John Harmon knew the Equitable Small Business Initiative the African American Chamber of Commerce of New Jersey helped launch in February could have life-changing impact on the microbusinesses in the underserved communities the chamber aims to assist.
Harmon also knew the initiative would need assistance from the business community to fully serve its purpose.
On Tuesday afternoon in Trenton, the initiative got its biggest contribution yet, as Wells Fargo donated $2.5 million from the bank’s Open for Business Fund to the AACCNJ.
“Of all the things that have happened in the past year, of all the companies that have stepped up to give us support, this has to be at the top,” Harmon told ROI-NJ. “This is real money that will enable us to have real impact.”
Harmon said the AACCNJ, which is partnering with New Jersey Community Capital on the initiative, will use the donations to provide low-interest loans to microbusinesses. But he said the size of the donation will enable the AACCNJ and the NJCC do what they really need to do: offer technical support and assistance.
“This will help us help them get business plans together and provide the support they need to get on the right path,” he said. “It great to be able to loan money — and we have some really good businesses who need it — but more than just loaning money, we’re going to be able to teach them how to use it.
“You have to remember, most of these businesses are microbusinesses — with five employees or less. A lot of these types of businesses have not received the training they need to grow their businesses.”
Wells Fargo’s Open for Business Fund is a $420 million small business recovery effort nationwide. Wells officials said its goal is to help entrepreneurs recover and rebuild.
Wanda Saez, the senior vice president of social impact and sustainability for Wells Fargo, said the initiative focuses on increasing access to capital, technical expertise and long-term resiliency programs, especially for racially and ethnically diverse small business owners who have been hard hit by COVID-19.
“Wells Fargo’s Open for Business Fund is another avenue of support and enlists the expertise of (community development financial institutions) to urgently help diverse entrepreneurs recover and preserve the jobs they provide in their communities,” she said. “The funding will provide much-needed access to capital with increased equity in resources and technical assistance for local businesses who are the backbone of our local economies and neighborhoods.”
Through April, Saez said the fund is already projected to reach 26,000 small businesses, helping entrepreneurs keep roughly 75,000 jobs.
Businesses in New Jersey will be able to add to that number.
Harmon said the AACCNJ has a staff of three (soon to be four) dedicated to assisting small businesses.
“That’s all they do,” Harmon said. “They are 100% dedicated to helping small businesses.”
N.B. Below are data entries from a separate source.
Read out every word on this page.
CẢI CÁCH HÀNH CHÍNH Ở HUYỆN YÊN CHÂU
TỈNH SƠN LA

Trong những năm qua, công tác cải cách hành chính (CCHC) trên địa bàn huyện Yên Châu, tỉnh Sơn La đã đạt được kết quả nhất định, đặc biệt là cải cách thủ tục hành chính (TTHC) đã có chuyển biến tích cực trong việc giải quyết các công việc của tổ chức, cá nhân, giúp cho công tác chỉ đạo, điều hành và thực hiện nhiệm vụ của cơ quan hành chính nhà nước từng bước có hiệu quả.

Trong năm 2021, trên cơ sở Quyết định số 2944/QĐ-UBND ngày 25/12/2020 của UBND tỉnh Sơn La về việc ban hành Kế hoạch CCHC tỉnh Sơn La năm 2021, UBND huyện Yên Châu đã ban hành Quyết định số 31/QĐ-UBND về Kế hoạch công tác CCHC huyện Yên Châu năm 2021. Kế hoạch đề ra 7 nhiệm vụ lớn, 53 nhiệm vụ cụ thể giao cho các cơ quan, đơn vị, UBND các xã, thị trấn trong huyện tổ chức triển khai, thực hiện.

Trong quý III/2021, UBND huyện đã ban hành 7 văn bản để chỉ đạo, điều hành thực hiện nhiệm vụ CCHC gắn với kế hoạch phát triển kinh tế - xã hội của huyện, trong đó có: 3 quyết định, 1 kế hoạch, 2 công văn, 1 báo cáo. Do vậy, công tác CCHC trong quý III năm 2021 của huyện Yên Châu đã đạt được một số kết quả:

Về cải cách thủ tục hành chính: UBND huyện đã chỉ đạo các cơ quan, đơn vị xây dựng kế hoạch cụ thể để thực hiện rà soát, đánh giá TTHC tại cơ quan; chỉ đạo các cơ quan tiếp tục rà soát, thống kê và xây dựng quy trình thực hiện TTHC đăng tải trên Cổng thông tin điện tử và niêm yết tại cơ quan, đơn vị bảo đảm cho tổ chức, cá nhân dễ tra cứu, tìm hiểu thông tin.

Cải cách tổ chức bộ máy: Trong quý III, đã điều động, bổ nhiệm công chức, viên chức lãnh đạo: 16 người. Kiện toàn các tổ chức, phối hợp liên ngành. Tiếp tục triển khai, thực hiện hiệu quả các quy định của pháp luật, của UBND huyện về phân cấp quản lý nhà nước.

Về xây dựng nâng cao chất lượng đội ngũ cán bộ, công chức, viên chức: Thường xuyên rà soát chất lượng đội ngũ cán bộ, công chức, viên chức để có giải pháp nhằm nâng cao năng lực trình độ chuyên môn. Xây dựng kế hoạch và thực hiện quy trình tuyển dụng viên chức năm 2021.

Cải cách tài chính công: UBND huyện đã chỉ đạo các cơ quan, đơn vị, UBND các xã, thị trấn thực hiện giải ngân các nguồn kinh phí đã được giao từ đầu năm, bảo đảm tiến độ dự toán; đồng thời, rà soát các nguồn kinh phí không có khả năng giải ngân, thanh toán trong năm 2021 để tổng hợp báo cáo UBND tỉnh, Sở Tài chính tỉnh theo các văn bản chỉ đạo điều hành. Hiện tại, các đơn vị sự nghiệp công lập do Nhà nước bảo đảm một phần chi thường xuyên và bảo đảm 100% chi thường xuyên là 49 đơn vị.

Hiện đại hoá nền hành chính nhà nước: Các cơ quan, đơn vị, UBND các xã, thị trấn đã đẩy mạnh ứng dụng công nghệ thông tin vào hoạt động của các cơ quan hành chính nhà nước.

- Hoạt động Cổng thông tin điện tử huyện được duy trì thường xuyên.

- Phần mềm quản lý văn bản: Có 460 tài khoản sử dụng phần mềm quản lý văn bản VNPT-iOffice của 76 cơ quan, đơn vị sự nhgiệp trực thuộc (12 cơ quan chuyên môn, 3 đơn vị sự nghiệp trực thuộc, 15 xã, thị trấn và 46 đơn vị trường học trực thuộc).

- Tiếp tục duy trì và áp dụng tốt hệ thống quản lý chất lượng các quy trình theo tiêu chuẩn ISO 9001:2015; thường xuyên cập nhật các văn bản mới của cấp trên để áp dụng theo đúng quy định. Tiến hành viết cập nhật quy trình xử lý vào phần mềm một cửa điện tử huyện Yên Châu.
So far, Harmon said the group has been able to clear five of the 50 applications for assistance it has received. He said he hopes the remaining applicants will be processed by summer.
And he hopes this latest infusion of funding will lead to more applicants.
“This type of funding really has impact,” Harmon said. “The banking community has stepped up more than any other in the past year — and this donation will have the biggest impact yet.”
NJCC President Wayne Meyer agreed.
“We are proud to continue our longstanding partnership with Wells Fargo to enhance the lending ecosystem for diverse-owned small businesses across New Jersey,” he said. “The pandemic continues to highlight the historical challenges Black and Latinx entrepreneurs and small business owners face when trying to access equitable financing and business supports.
“The Equitable Small Business Initiative seeks to reverse this trend, grow vibrant local businesses and generate wealth for their owners and communities.”
William Pazmino, executive director of RBAC, said the $1 million his group received will go to good use.
“Small businesses are the most important component of our ability to recover and grow our economy, in a post-COVID world,” he said. “RBAC understands that growth happens when people work together — we are incredibly fortunate to receive this generous donation from Wells Fargo, which will allow us to provide financing to our small businesses recovery and rebuilding efforts. This partnership with Wells Fargo will drive our efforts to support local entrepreneurs and help our communities bounce back from the pandemic.”
RBAC will utilize the OFB grant to focus on serving small businesses throughout the state of New Jersey with a special focus on low- to moderate-income communities. The funds will serve as lending capital for COVID-19 relief, with an average loan size of $25,000, to help diverse business owners cover expenses associated with hardships caused by the pandemic.
CBAC CEO Harry Stone also was grateful.
“This partnership with Wells Fargo allows us to fill a lending gap that many traditional financial institutions are unable to fill,” he said. “We are grateful to help support small business in these challenging times and help fledgling businesses to grow and thrive.”
The funding to CBAC, which was announced earlier this year, will help underserved small businesses in South Jersey stay open, preserve jobs and expand microlending activities and programming for diverse business owners.